Unemployment will be about 30,000 higher this year as a result of cuts to public spending, as some forecasters predicted. The OBR says it will peak at 8.1 per cent, but fall to 6.5 per cent by 2014 – around 100,000 more jobless than might have been expected under Labour's policies, though the coalition claims continued higher borrowing would have triggered a Greek-style crisis.
Yet some economists warn that unemployment could go much higher. James Knightley of ING commented: "Unemployment is likely to remain high. The Chartered Institute of Personal Development is warning of up to 725,000 public sector job losses resulting from fiscal austerity.

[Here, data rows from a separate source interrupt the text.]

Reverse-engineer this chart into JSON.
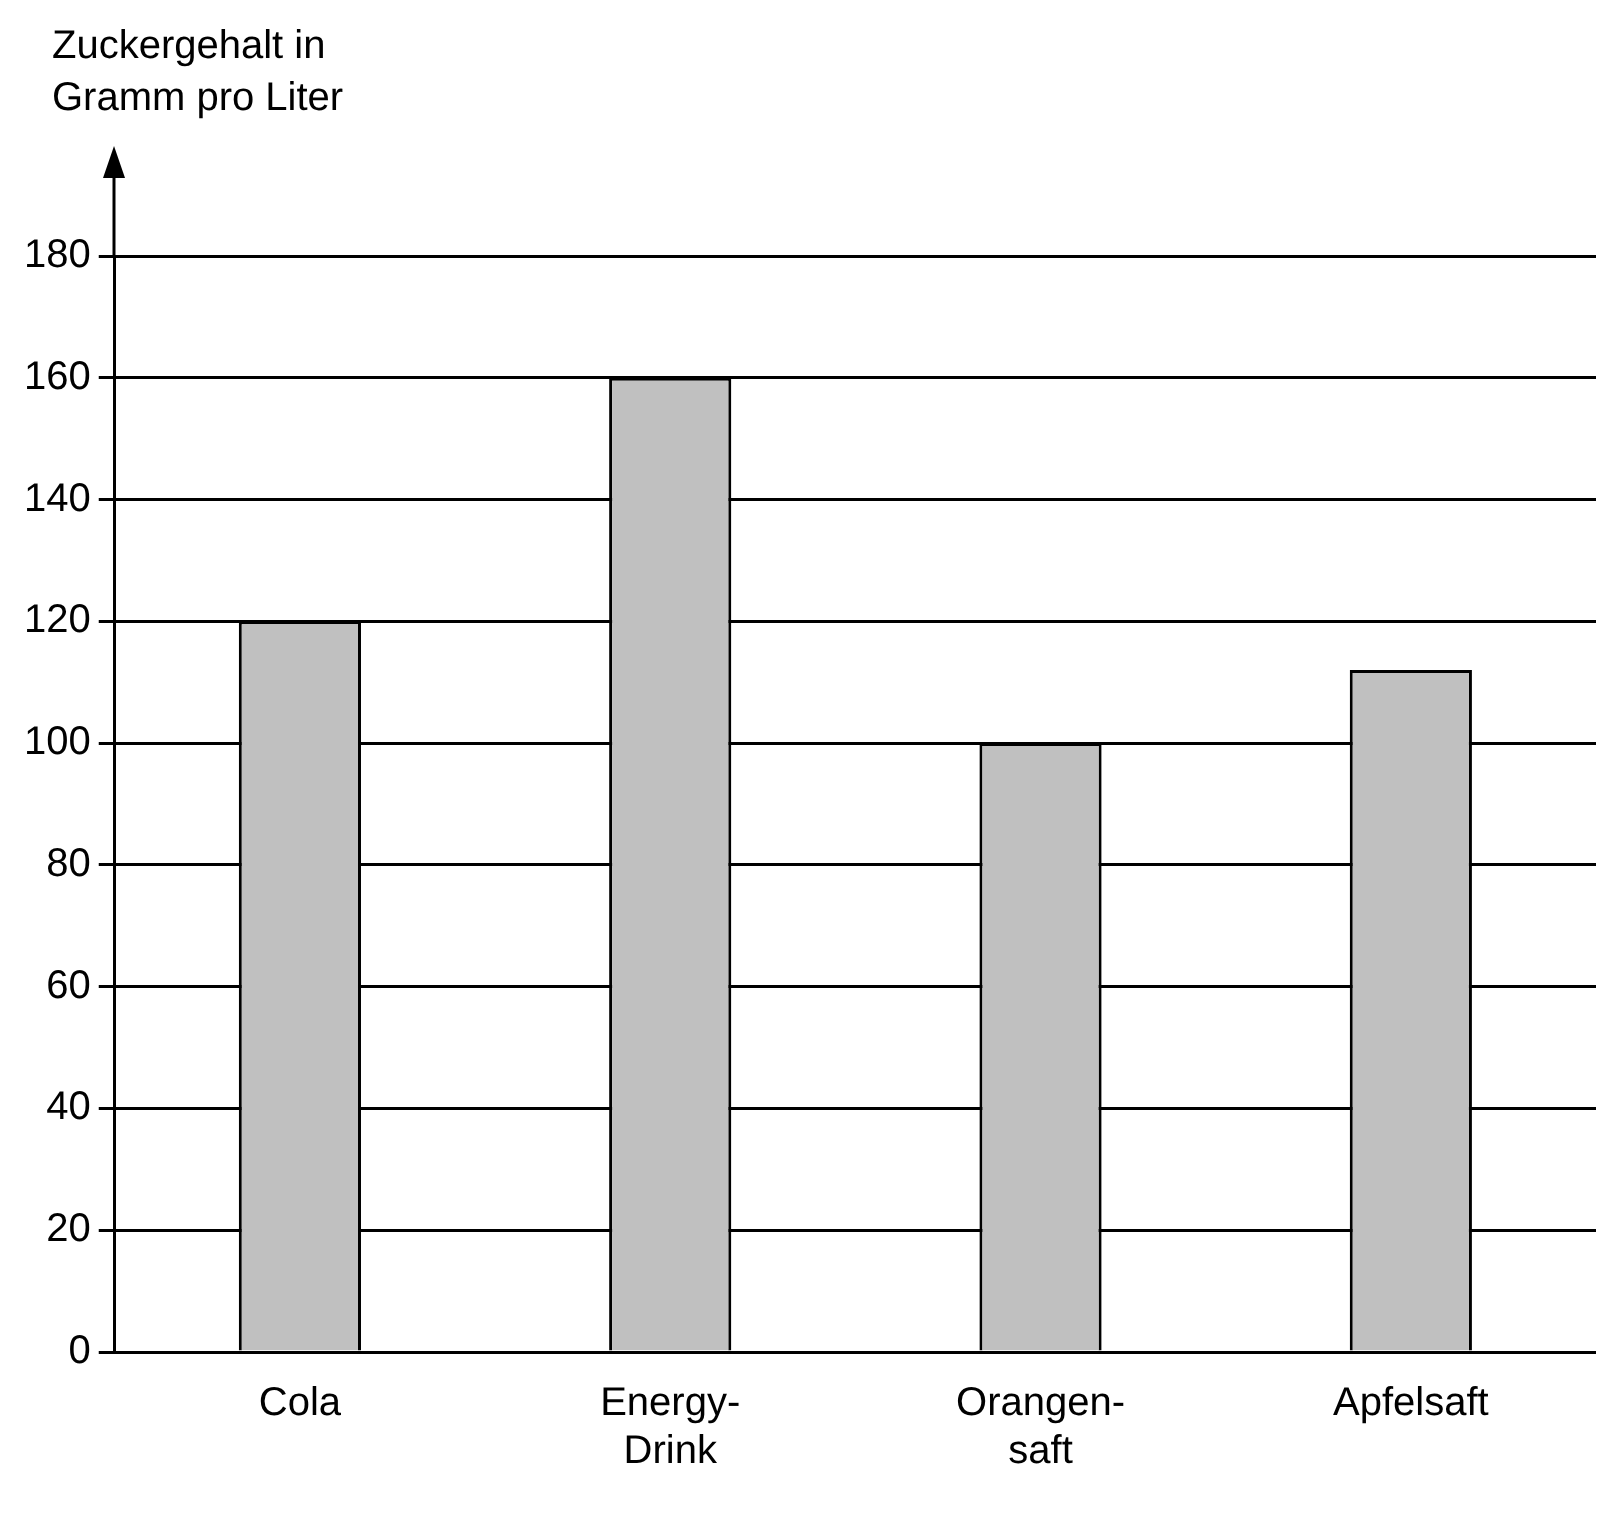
{
  "chart_data": {
    "type": "bar",
    "ylabel": "Zuckergehalt in\nGramm pro Liter",
    "categories": [
      "Cola",
      "Energy-\nDrink",
      "Orangen-\nsaft",
      "Apfelsaft"
    ],
    "values": [
      120,
      160,
      100,
      112
    ],
    "color": "#c0c0c0",
    "ylim": [
      0,
      180
    ],
    "yticks": [
      0,
      20,
      40,
      60,
      80,
      100,
      120,
      140,
      160,
      180
    ],
    "grid": "y"
  }
}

"During the last period of significant fiscal austerity in the 1990s more jobs were lost, but these were absorbed by a vibrant private sector. This time the prospect of three million unemployed is still a risk, which has the potential to feed back and further depress activity."
Most miserably of all for a nation grown used to substantial increases in its living standards, the OBR say that household consumption will rise by a minimal 0.2 per cent this year and 1.3 per cent next: then again, raising a tax on consumption, such as VAT, is supposed to be part of the "rebalancing" of the economy towards exports and investment, both of which are set to bounce back. Much depends now on inflationary expectations and pay rises. The latest surveys from the Bank of England suggest that inflationary expectations are starting to become "de-anchored" from the official two per cent target, which will worry the Bank, especially with a rise in Vat pending. In his Mansion House speech, Governor Mervyn King said: "If prospects for growth were to weaken, the outlook for inflation would probably be lower and monetary policy could then respond."
Mr Osborne will be hoping Mr King keeps his word and that events in the eurozone and the banking world don't upset their plans.